That headline alone should cause every damn major international agency to gather together to start some kind of task force to stop this madness before it starts! Chris Hansen can be their leader.
The Sunday Express says that while Jacko is playing in London he wants to make a couple of big purchases including a fucking baby! A damn child. Yes, one with private parts!
A source said the King of Crazy has contacted a British adoption agency about adding a fourth child to his gang. The source went on to say, “His life is his children. Wherever he goes, they go, and he has said it would be good to have another child. Contact has been made with an adoption agency in Britain which has a very good reputation. He feels he has shaken off the sex abuse allegations. It is a new beginning.”
Jacko is already a daddy to Prince Michael I, Paris and Prince Michael II. So I’m guessing his fourth kid will be named Prince Michael III. His nickname will be Feather Bed.
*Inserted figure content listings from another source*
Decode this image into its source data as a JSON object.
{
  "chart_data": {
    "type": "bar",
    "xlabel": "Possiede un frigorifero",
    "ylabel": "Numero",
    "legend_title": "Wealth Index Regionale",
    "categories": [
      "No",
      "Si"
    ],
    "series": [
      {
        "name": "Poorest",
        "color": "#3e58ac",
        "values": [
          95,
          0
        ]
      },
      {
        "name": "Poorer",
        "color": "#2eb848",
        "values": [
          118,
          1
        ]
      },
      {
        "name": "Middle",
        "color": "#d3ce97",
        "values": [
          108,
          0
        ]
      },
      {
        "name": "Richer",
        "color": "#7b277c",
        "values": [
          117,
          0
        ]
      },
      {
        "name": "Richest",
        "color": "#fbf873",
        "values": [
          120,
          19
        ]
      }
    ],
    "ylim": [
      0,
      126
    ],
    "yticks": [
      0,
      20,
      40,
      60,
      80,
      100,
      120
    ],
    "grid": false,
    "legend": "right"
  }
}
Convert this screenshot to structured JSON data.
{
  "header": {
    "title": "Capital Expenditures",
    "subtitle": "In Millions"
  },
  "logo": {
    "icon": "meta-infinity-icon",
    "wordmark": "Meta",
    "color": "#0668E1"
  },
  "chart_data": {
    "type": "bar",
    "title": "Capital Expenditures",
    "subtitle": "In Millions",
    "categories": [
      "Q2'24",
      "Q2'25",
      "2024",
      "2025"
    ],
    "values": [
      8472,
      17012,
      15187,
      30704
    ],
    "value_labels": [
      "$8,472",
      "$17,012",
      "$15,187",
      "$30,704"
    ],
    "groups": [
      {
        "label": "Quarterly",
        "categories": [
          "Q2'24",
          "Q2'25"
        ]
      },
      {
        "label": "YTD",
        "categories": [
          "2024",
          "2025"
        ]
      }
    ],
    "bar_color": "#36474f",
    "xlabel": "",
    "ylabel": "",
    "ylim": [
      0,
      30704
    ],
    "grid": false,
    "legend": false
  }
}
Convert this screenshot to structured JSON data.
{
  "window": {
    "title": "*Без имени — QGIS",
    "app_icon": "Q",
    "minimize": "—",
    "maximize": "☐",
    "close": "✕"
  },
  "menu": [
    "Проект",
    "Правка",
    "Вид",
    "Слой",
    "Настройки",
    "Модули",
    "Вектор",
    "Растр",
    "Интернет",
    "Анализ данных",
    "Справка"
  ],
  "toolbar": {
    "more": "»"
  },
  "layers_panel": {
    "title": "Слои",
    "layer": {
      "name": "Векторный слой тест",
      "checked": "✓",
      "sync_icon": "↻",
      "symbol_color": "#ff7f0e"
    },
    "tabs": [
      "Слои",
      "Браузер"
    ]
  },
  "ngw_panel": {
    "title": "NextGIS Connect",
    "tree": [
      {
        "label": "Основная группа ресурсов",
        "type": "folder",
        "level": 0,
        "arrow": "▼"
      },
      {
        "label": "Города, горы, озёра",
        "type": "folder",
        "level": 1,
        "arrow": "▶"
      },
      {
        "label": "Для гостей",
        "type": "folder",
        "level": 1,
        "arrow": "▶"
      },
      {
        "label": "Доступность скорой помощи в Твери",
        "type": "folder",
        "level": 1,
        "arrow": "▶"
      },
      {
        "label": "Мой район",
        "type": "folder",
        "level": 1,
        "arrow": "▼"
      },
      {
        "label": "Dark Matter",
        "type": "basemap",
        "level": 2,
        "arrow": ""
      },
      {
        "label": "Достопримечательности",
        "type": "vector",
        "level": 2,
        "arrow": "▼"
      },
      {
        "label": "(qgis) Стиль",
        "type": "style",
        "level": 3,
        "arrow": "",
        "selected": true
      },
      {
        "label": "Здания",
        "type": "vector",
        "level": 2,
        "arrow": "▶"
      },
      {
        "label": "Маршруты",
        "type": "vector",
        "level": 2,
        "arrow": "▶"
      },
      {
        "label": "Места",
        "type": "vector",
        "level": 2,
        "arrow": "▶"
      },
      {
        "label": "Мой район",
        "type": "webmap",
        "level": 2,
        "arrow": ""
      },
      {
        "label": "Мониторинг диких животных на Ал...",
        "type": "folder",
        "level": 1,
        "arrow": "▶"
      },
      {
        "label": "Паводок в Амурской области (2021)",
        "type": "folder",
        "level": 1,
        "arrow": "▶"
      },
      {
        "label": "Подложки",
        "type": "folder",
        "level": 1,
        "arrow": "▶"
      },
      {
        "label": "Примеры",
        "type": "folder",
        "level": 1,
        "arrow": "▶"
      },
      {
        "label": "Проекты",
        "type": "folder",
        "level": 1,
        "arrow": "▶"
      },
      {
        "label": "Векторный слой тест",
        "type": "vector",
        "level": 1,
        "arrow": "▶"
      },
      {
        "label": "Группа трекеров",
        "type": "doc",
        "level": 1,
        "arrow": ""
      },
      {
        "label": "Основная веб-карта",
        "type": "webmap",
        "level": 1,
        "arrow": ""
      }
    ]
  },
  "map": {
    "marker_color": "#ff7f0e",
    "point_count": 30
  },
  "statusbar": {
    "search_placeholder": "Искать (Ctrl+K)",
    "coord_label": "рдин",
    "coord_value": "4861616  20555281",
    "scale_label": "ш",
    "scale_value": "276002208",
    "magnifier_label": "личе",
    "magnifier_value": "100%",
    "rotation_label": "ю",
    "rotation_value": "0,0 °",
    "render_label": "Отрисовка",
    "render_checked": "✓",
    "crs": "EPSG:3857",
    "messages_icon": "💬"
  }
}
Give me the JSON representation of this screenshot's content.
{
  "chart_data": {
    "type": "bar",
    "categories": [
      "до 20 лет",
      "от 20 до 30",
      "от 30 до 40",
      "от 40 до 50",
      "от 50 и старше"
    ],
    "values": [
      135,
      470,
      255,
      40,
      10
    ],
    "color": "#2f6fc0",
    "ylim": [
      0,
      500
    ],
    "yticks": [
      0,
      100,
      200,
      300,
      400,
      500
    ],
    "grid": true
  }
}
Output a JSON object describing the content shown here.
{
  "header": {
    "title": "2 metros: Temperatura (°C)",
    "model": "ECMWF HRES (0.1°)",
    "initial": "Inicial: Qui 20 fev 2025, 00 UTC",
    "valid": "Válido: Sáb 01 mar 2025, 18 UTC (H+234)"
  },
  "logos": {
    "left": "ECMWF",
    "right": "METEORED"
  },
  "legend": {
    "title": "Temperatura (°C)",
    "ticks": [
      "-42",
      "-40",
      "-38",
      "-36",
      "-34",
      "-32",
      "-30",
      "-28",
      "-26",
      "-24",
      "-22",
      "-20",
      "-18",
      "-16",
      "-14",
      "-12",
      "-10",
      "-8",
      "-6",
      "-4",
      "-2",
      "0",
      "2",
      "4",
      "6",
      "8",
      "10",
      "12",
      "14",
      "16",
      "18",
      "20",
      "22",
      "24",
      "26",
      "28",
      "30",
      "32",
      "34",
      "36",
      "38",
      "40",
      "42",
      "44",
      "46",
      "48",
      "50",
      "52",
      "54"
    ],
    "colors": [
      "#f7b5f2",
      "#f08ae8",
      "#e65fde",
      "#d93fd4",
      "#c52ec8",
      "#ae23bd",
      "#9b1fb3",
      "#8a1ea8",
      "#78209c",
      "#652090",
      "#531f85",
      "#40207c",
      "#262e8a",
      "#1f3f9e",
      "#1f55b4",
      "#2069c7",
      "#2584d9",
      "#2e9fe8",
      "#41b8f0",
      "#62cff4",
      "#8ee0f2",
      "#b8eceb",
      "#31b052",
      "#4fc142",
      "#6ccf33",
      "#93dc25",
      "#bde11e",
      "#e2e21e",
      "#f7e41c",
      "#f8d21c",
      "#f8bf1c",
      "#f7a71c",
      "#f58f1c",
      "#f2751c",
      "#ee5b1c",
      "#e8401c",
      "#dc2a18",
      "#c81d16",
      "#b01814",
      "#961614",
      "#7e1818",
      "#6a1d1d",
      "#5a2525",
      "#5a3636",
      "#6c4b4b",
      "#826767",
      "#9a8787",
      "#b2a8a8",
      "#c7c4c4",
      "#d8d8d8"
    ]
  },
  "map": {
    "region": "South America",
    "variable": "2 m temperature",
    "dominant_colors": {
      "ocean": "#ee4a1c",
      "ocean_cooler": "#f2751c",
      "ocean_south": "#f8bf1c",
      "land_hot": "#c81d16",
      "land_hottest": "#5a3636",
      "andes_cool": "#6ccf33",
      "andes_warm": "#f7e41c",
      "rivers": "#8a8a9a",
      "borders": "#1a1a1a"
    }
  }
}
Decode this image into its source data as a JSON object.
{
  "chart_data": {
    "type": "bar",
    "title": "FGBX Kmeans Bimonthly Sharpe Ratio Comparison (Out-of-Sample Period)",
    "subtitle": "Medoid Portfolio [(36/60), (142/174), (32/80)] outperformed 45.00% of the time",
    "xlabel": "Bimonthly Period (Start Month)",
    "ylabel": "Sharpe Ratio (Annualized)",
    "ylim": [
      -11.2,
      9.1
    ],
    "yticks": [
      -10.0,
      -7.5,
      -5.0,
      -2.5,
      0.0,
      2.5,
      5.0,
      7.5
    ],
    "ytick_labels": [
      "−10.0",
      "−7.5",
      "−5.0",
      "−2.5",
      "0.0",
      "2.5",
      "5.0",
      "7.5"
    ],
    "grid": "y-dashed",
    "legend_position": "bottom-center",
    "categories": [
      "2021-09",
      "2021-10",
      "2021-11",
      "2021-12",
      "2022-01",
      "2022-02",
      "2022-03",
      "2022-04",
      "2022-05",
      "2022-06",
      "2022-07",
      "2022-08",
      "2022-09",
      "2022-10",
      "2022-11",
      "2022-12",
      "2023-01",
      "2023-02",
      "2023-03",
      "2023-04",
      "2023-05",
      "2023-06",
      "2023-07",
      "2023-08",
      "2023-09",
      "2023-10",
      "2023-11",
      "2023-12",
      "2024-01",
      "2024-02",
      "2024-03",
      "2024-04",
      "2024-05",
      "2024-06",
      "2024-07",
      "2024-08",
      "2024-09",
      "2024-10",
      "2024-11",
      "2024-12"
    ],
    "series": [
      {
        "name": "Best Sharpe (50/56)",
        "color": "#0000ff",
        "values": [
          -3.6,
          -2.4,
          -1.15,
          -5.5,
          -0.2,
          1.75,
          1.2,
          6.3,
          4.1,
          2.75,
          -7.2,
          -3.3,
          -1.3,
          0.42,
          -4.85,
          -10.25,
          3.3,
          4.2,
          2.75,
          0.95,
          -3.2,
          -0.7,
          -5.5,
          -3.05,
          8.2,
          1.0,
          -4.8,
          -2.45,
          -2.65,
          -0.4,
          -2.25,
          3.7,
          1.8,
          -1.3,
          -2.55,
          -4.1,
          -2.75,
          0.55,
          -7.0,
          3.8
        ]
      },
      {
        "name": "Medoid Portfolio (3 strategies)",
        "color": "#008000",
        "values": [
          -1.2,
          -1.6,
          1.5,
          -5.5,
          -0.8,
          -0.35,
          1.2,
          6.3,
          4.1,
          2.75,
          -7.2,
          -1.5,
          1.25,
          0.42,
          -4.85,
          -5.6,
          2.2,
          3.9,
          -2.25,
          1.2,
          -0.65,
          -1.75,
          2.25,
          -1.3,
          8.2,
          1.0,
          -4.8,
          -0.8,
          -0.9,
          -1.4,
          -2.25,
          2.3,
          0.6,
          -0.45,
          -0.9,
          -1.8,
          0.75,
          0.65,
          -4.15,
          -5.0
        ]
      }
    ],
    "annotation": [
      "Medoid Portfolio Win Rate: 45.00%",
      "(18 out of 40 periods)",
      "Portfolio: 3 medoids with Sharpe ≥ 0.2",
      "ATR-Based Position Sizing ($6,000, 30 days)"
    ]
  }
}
Hopefully, this British adoption agency works with Dateline NBC and this is really just some kind of fucking sting. Chris Hansen better be in the back making lemonade and preparing for Jacko’s arrival. It’s not funny.
If Jacko is able to adopt a baby, then that means there are no longer any rules in life. Yup. Flash your vagina in the middle of a crowded park! Run down the street and lick random hot people. Masturbate on a fire hydrant. Scream at a squirrel. Go fucking crazy, because anything goes!